Segundo ela, o tratamento tem ajudado a superar o medo que sentiu ao ser desacatada pelo paciente e a ansiedade intensificada durante a pandemia. “Sinto que estou mais leve e menos pressionada. Aceitar que eu estava desgastada fisicamente e emocionalmente me ajudou bastante. É preciso aceitar que profissional da saúde também fica doente, a gente tem que cuidar da nossa saúde também, eu vi que precisava tratar, foi a melhor coisa que eu fiz”, disse.

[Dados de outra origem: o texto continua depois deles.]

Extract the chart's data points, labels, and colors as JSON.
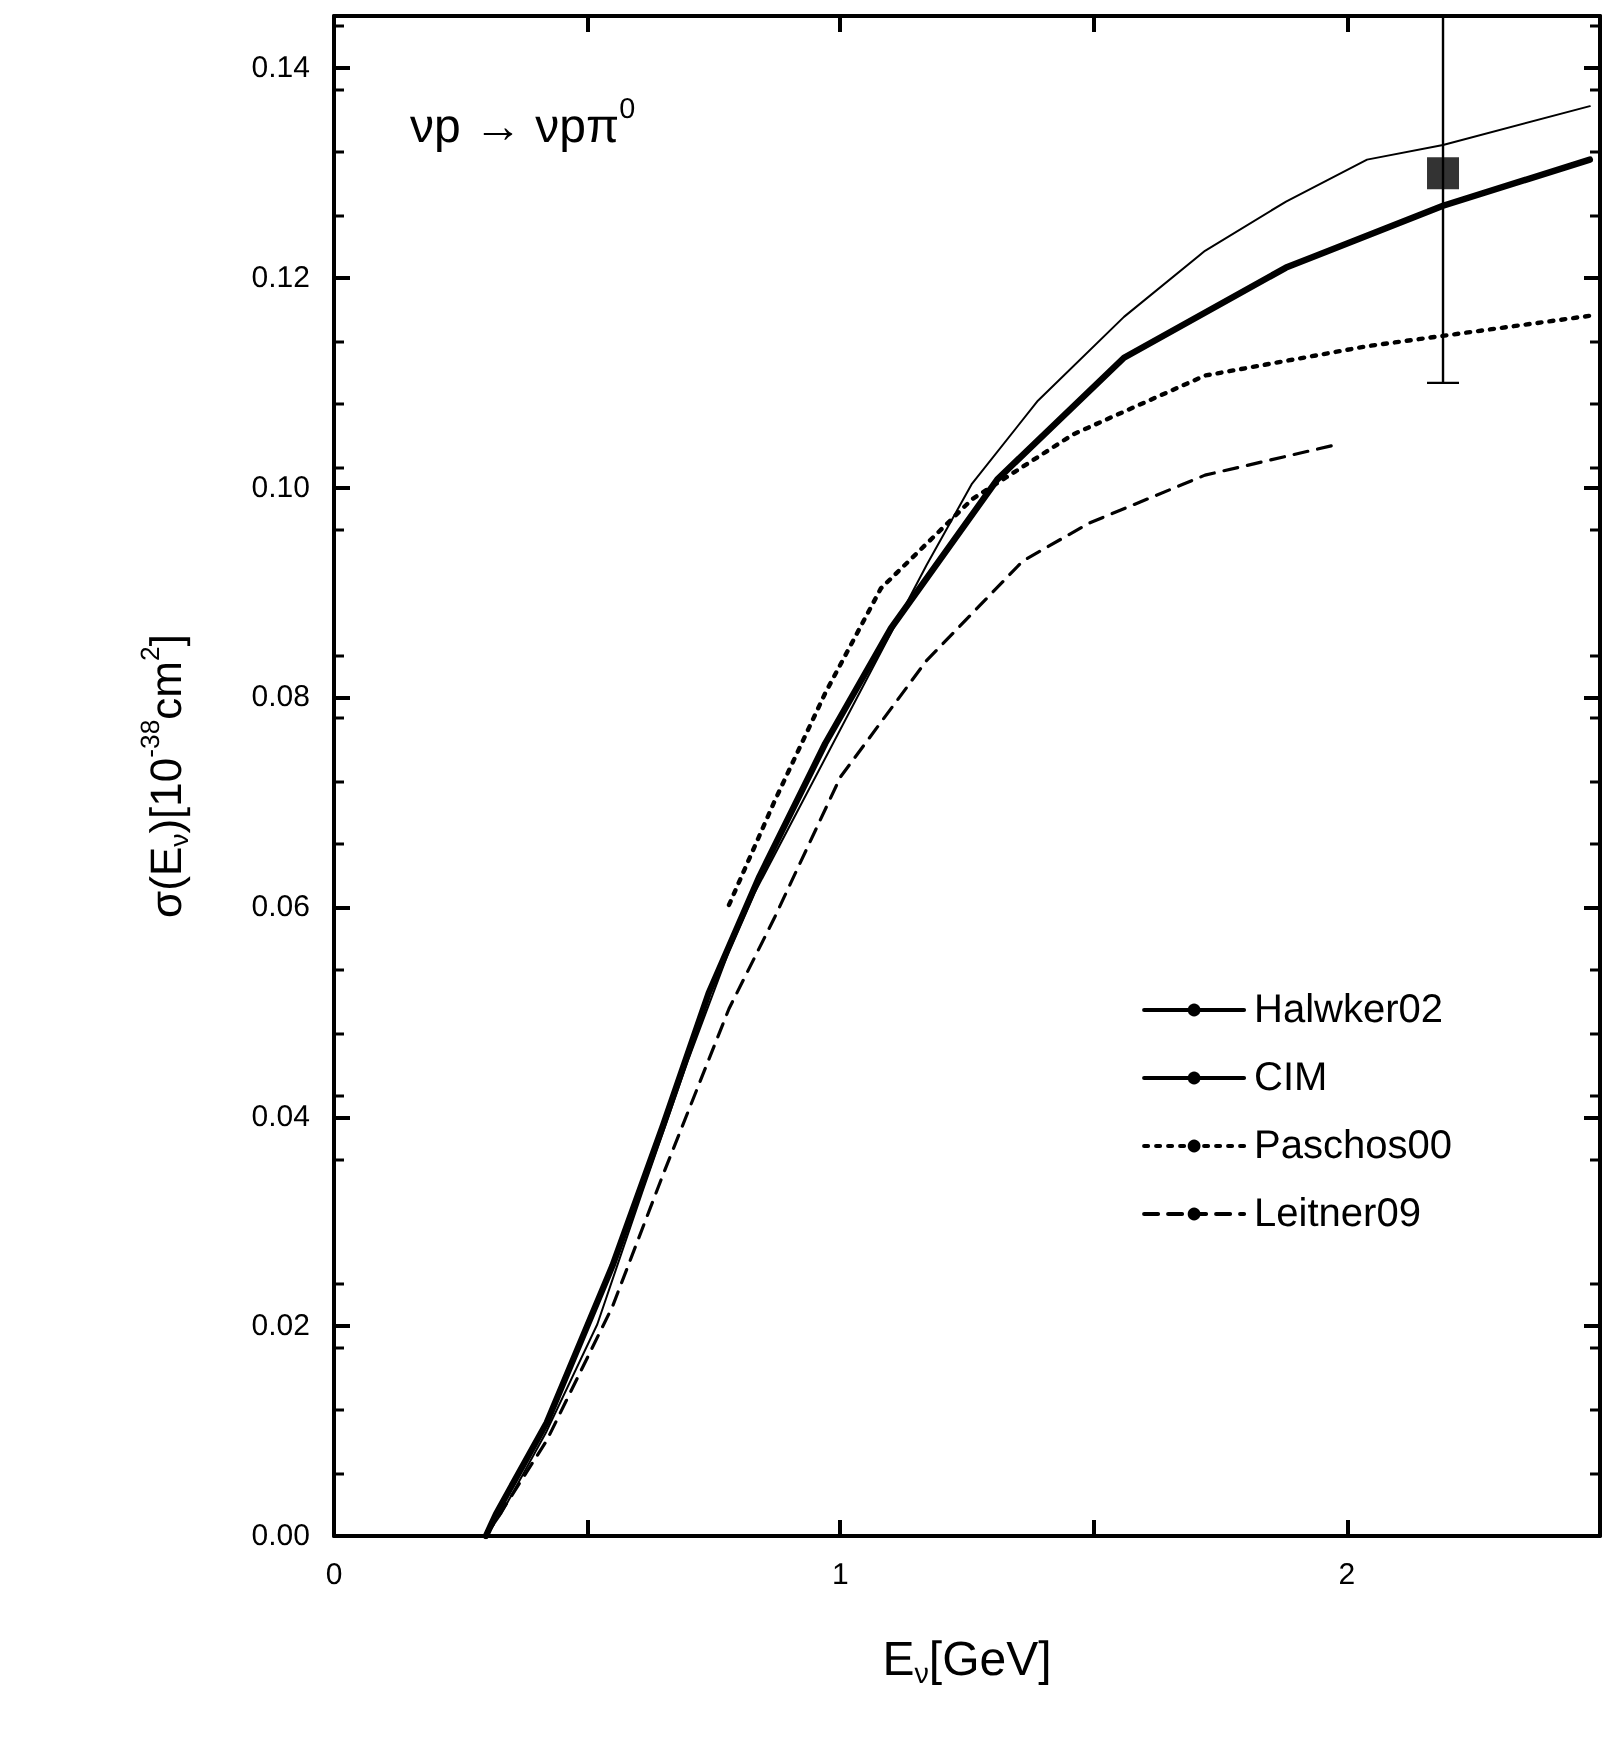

Melo não é a única profissional de saúde que procurou atendimento psiquiátrico após o começo da pandemia. Segundo o psiquiatra Juberty Antônio de Souza, a procura desses trabalhadores por atendimento em saúde mental cresceu. “Logo depois de alguns meses, quando houve um aumento dos casos de infectados e começou a exigir mais dos serviços hospitalares, as exigências de trabalho de todo o pessoal da saúde aumentaram à medida que pandemia foi se agravando. Começou a ocorrer uma sobrecarga desses profissionais, além do cansaço e do medo”, ressaltou.

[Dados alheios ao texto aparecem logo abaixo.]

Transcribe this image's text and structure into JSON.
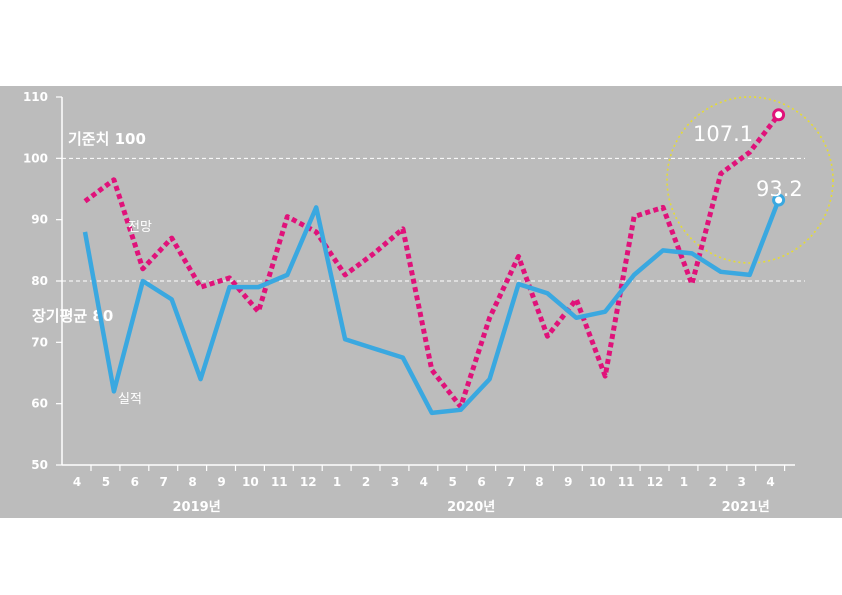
{
  "chart_data": {
    "type": "line",
    "categories": [
      "4",
      "5",
      "6",
      "7",
      "8",
      "9",
      "10",
      "11",
      "12",
      "1",
      "2",
      "3",
      "4",
      "5",
      "6",
      "7",
      "8",
      "9",
      "10",
      "11",
      "12",
      "1",
      "2",
      "3",
      "4"
    ],
    "year_labels": [
      "2019년",
      "2020년",
      "2021년"
    ],
    "yticks": [
      50,
      60,
      70,
      80,
      90,
      100,
      110
    ],
    "ylim": [
      50,
      110
    ],
    "series": [
      {
        "name": "실적",
        "color": "#3aa8e0",
        "style": "solid",
        "values": [
          88,
          62,
          80,
          77,
          64,
          79,
          79,
          81,
          92,
          70.5,
          69,
          67.5,
          58.5,
          59,
          64,
          79.5,
          78,
          74,
          75,
          81,
          85,
          84.5,
          81.5,
          81,
          93.2
        ]
      },
      {
        "name": "전망",
        "color": "#e0127a",
        "style": "dotted",
        "values": [
          93,
          96.5,
          82,
          87,
          79,
          80.5,
          75,
          90.5,
          88,
          81,
          84.5,
          88.5,
          65.5,
          59.5,
          74,
          84,
          71,
          77,
          64.5,
          90.5,
          92,
          79.5,
          97.5,
          101,
          107.1
        ]
      }
    ],
    "reference_lines": [
      {
        "label": "기준치 100",
        "value": 100
      },
      {
        "label": "장기평균 80",
        "value": 80
      }
    ],
    "highlights": [
      "107.1",
      "93.2"
    ]
  }
}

Crescimento durante pandemia

Flávia Maria Delgado, de 29 anos, também é médica e atua na linha de frente da COVID-19 em uma unidade de saúde e num hospital particular em Dourados, além de fazer plantões em Itaporã. A profissional sempre fez tratamento psiquiátrico, mas depois da pandemia sentiu que os transtornos aumentaram. “Depois que comecei a trabalhar com COVID-19 me descompensei completamente, por conta da demanda excessiva por causa do trabalho, do assédio que a gente sofre para trabalhar cada vez mais, porque foram criados novos postos de trabalho, os pacientes são desrespeitosos, tratam a gente mal”, desabafou.

Há cerca de dois meses, ela passou a sentir constantes fadigas e estava sempre estressada, o tratamento teve de ser intensificado. “A minha psiquiatra aumentou minhas doses de medicação por conta desse estado de estresse e comecei a procurar um psicólogo também porque eu perdi a paixão, comecei a ter dúvidas se eu queria continuar sendo médica, que é algo que eu nunca tive”, contou.

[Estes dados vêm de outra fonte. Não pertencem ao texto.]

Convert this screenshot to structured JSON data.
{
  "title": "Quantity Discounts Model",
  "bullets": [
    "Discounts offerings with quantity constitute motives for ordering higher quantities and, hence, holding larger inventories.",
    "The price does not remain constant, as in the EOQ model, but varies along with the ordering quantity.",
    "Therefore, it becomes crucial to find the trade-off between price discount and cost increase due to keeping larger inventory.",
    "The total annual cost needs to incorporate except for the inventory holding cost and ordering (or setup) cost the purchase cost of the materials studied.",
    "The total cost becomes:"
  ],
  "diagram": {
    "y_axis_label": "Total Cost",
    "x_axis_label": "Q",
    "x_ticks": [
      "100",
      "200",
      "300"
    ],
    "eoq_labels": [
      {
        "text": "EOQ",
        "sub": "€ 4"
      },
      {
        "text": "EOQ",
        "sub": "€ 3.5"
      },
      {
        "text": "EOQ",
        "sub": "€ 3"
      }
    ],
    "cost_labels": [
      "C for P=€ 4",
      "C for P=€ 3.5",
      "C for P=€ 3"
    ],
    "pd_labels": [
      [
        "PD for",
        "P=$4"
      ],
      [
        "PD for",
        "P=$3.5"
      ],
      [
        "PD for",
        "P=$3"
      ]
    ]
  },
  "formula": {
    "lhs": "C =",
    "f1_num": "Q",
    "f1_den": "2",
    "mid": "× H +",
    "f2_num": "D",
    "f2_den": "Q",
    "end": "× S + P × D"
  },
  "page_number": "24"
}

A médica teve de aumentar a carga de trabalho por conta do crescimento dos casos de COVID-19 e as consultas no psicólogo tiveram de diminuir. “A gente vai suportando, eu diria que a classe da saúde é bem resiliente. Eu não vejo como abandonar, como deixar meus pacientes que eu acompanho, ou os lugares que eu trabalho porque eu sei que não tem outro profissional para colocar no lugar. Não tenho coragem de tirar de campo a experiência que eu adquiri em um ano de COVID-19, eu sinto que eu devo para as pessoas e preciso continuar”, finalizou.